Ora che il Corpo è morto, è morto il suo antico «Spirito». Psiche, invece no, è viva. L’immagine, magari soltanto una sua copia stinta, forse non più che il suo simulacro, vive al di là di quella prima «morte». Altre, tante altre «morti» seguiranno. A ogni morte, una metamorfosi. Dal bruco una farfalla. Una seconda nascita, e Dioniso ne sa qualcosa. Ma dopo questa, altre – tante altre nascite seguiranno, finché il Corpo resterà aggrappato a un Miraggio.

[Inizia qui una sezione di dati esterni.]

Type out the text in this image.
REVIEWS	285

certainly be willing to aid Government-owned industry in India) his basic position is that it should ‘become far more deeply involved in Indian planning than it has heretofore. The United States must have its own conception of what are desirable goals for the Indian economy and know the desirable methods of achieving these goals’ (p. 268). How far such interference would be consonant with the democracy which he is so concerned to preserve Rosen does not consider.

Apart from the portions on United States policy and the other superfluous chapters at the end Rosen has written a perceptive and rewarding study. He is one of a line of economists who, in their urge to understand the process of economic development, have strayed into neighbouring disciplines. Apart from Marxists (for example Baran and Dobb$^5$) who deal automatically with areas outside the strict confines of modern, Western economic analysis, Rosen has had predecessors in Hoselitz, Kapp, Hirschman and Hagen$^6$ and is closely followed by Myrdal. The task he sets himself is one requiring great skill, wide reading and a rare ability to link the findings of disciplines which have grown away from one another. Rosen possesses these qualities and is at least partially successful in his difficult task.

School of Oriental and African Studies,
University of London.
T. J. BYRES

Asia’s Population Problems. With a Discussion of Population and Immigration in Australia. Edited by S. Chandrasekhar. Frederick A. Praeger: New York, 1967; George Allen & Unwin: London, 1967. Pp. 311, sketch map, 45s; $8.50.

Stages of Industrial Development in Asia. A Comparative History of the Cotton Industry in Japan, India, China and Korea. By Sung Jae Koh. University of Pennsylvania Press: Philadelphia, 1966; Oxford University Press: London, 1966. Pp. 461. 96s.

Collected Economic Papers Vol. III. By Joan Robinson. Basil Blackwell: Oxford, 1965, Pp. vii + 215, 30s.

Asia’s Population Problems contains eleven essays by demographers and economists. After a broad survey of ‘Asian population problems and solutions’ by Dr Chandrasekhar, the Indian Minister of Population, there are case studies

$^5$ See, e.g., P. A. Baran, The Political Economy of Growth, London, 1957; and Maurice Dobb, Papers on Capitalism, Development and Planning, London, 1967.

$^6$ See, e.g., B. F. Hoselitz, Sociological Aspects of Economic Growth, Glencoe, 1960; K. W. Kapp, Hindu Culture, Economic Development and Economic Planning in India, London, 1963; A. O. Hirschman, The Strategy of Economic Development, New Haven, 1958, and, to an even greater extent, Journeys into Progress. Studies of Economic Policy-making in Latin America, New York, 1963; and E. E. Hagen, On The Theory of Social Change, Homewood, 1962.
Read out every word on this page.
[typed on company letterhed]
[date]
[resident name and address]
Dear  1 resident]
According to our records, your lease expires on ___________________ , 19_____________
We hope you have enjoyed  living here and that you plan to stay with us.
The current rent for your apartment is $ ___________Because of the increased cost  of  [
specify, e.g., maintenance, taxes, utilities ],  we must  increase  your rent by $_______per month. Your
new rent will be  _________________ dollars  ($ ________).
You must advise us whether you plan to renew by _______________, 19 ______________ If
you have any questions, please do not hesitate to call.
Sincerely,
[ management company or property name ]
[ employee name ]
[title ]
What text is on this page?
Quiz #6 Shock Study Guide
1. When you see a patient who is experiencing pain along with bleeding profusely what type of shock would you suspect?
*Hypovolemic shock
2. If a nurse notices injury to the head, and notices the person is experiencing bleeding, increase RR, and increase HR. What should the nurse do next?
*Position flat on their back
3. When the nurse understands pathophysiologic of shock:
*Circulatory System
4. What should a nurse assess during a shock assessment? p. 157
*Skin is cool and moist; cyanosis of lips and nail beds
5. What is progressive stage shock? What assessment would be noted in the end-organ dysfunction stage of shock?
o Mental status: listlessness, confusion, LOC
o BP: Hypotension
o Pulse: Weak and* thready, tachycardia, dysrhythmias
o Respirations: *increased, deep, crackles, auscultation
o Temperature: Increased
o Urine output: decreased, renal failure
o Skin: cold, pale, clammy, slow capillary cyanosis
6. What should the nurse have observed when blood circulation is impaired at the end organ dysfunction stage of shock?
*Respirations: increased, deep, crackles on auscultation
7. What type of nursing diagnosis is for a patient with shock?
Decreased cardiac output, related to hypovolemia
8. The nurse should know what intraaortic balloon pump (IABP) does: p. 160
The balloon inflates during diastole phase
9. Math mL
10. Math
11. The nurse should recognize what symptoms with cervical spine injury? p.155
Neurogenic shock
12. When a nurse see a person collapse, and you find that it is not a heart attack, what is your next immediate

Metempsicosi – trasmigrazione delle «anime». Che dici? vogliamo fare anche noi gli «ingenui» e continuare a fingere di non capire quel che ci manda a dire il Racconto? – e cioè, che non è da un corpo all’altro, ma da una vita all’altra dello stesso corpo che Anima, a ogni morte, risorge… finché il Corpo ce la fa ad assecondarla e a compiacerla con un sia pur tardivo «motto» del suo proprio «spirito morto».

Omero – fa notare Rohde – si contraddice: ora il Corpo, ora l’Anima, sono per lui «egli stesso». Corpo e Anima hanno la stessa Figura, e perfino lo stesso Nome.
Abbiamo dunque a che fare con un poeta così «ingenuo» che manco bada a ciò che «dice», o da quel che «ingenuamente» gli scappa detto dobbiamo essere noi così «scaltri» da attingerne la parola «franca»?
E quale potrebbe essere, così giusto per farci un’idea, questa «franchezza», se non quella suggerita da Nietzsche (a quel tempo «amico» di Rohde) di un «uno originario» nel Corpo e nell’Anima divenuto «due», o per dirla nel suo stesso gergo, di «uno stesso» scisso tra Dioniso e Apollo?

La «contraddizione» non è di Omero – ma dell’antagonismo di queste due Forze della Natura. La «contraddizione» è in Omero, nella misura in cui Omero «ingenuamente» lascia parlare il Conflitto tra quelli che, assai impropriamente, Rohde qui chiama, in questo modo corrompendo, cartesiana mente, l’antico «detto» poetico, il primo e il secondo «io». Il fatto è che gli rimane ancora impensabile la possibilità di un Soggetto che non sia l’«io», di un Soggetto che non sia schiacciato su quell’«io» che, tutt’al più, è il suo tardivo «altro».